Al llegar a la Cibeles nos encontramos a Carmen, querida amiga asturiana que lleva años ya de vivir en México. Sin perder tiempo tras el abrazo de felicitación, me puso una chamarra y una bufanda del Real Sporting de Gijón y me llevó de la mano, corriendo y saltando, a dar la vuelta mundialista. Aquéllo estaba completamente pintado de rojo y amarillo: corrían el vino y la espuma, retumbaban las vuvuzelas y la gente coreaba: el pulpo, el pulpo, el pulpo es cojonuuudooo... Carmen y yo seguimos brincando de grupo en grupo: había catalanes, valencianos y no faltaron las niñas vestidas de sevillanas. Había tambores y gaitas gallegas y gente, muchísima, de todas edades que de pronto empezó a cantar al unísono: ¡¡¡yo soy español, español, español!!!
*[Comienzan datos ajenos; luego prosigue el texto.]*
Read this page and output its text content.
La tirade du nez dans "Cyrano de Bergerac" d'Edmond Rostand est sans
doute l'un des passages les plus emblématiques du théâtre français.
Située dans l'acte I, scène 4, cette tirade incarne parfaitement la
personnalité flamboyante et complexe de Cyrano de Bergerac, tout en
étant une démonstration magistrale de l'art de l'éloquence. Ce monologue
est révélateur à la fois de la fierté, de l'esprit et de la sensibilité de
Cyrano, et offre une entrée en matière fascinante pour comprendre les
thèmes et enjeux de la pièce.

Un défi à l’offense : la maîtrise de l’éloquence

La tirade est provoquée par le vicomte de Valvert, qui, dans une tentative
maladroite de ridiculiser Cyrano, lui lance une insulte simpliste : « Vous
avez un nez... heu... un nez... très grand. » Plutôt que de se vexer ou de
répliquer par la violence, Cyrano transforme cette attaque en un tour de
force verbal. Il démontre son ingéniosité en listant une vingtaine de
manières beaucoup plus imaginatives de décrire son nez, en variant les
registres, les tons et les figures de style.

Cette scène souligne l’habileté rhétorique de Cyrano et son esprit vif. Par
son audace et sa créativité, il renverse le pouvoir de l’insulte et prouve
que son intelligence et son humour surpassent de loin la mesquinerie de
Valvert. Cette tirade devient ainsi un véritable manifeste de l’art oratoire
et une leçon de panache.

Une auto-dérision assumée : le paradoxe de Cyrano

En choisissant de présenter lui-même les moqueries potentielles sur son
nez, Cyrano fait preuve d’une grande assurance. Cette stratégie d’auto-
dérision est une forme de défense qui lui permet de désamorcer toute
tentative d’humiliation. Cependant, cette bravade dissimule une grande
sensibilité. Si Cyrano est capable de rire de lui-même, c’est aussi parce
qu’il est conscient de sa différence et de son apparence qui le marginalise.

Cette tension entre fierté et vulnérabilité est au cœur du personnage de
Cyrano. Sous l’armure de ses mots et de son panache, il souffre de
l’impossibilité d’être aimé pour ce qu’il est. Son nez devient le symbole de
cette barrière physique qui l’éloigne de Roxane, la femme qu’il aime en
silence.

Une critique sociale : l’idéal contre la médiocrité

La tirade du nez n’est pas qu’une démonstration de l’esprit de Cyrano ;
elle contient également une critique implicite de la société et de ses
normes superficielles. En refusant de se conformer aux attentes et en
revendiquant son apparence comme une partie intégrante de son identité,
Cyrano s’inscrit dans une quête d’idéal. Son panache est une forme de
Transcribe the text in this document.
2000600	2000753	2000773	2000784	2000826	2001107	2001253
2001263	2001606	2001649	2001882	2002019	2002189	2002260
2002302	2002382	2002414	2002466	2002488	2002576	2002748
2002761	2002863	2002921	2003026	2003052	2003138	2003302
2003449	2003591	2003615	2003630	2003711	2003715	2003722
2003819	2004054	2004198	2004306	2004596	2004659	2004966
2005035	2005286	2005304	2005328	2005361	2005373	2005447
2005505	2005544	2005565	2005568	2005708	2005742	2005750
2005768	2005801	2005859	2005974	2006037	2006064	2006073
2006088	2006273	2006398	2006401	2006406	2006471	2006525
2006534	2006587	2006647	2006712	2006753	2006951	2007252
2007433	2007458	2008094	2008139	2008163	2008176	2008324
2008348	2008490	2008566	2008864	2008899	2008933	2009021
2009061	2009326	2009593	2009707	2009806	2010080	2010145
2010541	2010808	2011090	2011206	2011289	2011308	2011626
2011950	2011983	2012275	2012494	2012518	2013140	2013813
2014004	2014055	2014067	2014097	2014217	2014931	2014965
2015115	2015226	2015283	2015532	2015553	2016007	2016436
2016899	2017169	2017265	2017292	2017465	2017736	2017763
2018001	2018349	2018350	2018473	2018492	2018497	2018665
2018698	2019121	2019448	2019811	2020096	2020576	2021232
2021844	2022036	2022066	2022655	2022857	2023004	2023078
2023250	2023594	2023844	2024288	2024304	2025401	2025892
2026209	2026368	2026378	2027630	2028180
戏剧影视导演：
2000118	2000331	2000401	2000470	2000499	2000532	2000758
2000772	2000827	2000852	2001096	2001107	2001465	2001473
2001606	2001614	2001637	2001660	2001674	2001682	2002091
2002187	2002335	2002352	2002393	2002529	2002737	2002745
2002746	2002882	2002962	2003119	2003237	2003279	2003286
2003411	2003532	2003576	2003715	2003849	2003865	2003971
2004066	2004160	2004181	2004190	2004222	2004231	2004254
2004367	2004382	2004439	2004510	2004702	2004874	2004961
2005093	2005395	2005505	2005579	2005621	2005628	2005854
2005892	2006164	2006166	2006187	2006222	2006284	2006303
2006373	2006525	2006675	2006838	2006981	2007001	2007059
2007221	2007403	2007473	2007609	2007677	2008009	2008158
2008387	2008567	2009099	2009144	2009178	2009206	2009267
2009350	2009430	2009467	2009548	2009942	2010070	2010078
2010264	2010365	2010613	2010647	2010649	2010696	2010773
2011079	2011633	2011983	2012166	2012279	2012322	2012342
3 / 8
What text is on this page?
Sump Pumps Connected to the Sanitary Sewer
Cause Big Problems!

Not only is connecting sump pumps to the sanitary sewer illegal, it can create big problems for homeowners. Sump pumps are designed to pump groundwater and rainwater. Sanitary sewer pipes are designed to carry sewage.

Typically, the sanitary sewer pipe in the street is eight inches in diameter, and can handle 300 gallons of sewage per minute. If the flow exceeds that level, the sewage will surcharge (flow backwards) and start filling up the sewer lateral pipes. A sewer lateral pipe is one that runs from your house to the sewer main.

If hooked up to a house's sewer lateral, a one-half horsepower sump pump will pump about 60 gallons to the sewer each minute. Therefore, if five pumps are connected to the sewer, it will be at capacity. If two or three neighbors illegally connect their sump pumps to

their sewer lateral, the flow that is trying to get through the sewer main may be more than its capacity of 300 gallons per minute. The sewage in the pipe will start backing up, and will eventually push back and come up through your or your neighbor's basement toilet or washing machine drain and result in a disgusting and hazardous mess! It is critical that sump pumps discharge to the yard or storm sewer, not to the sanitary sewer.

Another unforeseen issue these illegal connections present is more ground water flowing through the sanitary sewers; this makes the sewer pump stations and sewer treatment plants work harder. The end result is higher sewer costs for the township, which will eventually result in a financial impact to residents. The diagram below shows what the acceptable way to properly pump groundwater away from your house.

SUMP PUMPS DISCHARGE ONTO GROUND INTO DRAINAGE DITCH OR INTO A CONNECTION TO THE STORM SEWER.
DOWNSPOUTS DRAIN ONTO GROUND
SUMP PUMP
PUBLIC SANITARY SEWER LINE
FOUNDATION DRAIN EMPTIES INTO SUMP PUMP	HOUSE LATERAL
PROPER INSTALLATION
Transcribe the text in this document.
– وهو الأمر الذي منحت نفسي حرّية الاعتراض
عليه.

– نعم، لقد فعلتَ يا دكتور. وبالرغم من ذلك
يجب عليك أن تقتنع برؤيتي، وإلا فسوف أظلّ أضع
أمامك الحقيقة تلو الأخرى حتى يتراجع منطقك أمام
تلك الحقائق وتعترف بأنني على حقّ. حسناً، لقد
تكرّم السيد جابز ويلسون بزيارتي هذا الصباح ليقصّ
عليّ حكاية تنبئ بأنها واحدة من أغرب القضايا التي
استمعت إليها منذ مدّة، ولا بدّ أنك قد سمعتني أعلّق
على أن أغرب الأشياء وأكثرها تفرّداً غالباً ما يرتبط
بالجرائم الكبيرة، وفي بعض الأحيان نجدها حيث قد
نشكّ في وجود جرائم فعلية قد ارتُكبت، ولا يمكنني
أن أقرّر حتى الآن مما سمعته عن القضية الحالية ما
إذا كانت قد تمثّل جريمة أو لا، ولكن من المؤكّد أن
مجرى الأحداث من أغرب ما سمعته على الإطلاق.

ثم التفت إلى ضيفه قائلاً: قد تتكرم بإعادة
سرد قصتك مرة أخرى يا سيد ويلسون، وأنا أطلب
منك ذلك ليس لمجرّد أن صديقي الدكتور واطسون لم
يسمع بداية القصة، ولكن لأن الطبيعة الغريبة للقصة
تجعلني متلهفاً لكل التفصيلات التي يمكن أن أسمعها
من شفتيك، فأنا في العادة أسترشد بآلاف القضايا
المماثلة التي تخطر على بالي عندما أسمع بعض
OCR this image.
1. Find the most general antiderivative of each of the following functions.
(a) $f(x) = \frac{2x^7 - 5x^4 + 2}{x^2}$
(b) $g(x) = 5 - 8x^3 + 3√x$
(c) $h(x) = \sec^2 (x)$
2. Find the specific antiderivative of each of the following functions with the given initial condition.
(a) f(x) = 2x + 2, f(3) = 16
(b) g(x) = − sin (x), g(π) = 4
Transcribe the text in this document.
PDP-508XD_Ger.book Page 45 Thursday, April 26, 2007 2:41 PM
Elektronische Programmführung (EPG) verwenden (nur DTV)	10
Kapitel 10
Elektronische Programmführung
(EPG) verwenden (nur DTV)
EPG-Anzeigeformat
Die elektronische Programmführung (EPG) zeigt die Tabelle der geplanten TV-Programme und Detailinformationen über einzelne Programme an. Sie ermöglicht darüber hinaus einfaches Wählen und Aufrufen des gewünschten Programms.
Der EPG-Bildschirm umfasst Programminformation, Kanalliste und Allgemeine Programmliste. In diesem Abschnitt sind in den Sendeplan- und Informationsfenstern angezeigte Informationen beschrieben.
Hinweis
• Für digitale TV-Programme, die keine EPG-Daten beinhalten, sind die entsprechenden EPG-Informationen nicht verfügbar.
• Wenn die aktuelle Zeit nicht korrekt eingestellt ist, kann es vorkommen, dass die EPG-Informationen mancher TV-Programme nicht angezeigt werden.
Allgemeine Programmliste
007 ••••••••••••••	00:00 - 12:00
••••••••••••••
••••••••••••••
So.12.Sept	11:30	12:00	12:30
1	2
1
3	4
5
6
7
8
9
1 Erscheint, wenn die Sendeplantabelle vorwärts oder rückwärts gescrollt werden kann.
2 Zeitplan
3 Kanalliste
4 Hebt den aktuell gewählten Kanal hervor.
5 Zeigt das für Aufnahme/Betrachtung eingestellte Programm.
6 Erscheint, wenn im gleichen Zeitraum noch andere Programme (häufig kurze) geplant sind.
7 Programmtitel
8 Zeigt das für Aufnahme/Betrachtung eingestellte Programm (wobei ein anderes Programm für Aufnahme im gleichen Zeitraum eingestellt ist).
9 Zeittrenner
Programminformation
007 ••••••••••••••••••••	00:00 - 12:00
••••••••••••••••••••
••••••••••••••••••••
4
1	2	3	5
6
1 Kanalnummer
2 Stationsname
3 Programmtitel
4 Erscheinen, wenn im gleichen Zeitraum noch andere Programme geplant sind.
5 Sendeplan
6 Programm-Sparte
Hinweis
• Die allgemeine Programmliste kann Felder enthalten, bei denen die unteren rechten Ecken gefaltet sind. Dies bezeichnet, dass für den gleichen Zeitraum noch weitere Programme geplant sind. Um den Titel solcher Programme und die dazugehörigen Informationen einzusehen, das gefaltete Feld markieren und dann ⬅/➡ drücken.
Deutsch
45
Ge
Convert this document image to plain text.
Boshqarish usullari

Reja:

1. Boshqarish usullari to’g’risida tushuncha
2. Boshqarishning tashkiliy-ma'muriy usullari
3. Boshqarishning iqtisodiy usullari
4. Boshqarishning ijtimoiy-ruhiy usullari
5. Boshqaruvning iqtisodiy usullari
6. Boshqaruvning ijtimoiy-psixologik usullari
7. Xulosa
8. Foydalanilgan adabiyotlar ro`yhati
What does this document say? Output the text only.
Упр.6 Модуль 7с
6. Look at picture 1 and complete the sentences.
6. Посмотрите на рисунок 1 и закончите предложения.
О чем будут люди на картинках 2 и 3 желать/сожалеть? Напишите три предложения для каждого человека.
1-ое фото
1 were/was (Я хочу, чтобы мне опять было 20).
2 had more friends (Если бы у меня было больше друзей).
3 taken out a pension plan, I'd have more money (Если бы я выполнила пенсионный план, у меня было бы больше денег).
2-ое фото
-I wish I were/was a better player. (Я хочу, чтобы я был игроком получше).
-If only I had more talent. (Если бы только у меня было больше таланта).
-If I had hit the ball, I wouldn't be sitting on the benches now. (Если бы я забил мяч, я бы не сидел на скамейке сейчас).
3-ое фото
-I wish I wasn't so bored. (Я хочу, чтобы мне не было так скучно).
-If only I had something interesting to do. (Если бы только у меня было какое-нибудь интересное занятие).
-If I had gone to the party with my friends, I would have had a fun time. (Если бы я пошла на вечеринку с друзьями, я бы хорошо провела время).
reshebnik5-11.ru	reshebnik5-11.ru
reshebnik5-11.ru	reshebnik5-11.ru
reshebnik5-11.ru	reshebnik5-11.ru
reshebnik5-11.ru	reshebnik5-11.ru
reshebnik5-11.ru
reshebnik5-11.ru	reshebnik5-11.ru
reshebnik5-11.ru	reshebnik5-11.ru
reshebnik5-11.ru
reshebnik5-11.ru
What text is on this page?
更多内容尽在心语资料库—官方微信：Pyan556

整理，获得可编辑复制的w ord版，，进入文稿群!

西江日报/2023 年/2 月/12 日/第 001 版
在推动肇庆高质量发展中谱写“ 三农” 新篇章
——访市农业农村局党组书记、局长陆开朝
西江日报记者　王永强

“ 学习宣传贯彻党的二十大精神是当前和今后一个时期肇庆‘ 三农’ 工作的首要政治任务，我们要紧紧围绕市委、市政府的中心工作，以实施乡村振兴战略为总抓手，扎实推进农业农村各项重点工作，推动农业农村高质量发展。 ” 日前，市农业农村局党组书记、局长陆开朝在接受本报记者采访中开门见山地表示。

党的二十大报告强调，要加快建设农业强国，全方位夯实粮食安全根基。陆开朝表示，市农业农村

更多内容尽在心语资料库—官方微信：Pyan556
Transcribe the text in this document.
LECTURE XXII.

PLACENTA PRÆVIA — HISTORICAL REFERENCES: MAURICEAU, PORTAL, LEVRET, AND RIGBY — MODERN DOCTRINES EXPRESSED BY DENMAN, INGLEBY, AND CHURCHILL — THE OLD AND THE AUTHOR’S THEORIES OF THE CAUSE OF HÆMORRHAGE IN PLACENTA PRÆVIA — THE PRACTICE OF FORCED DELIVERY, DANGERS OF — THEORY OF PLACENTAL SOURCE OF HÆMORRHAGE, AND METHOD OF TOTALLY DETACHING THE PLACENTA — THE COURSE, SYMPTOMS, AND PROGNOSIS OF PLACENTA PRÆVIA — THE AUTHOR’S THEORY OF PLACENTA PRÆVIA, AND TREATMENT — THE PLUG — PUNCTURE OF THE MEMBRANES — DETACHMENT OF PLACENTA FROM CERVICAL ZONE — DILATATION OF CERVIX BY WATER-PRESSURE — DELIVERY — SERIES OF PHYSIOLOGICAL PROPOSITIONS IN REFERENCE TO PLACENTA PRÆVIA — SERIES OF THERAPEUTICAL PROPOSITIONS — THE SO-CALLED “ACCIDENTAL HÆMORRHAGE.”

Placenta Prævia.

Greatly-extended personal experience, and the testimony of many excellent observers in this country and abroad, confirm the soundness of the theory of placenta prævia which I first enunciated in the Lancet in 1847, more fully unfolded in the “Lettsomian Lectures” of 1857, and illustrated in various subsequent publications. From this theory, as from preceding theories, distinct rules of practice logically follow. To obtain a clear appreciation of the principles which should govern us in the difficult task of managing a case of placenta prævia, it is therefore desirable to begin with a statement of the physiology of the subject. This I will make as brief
Para qué negarlo: si, súbitamente, ahí entre la multitud, me sentí española. No fue una certeza de la cabeza: ésta se cree más mexicana que el mole. Fue algo así como una intuición del corazón, como un pertenecer sin causa aparente o motivo (y si en este punto del relato a alguien se le salen los ojos de todavía más cursilería será enteramente comprensible). El 50% de mi identidad genética rebotaba de emoción al sentirse parte de España, o de esa vaga idea que todos llamamos España, que aún no se qué significa exactamente en mi caso (y que, espero, pueda saberlo con los años). Me identifiqué con el gozo y el orgullo plenos que, más allá de las banderas y los escudos, de los acentos, del color de los ojos y de la piel, a todos embargaba por igual. La sangre me llamó y canté como seguramente ahora mismo siguen cantando millones en la mitad de mi patria. Yo también soy española...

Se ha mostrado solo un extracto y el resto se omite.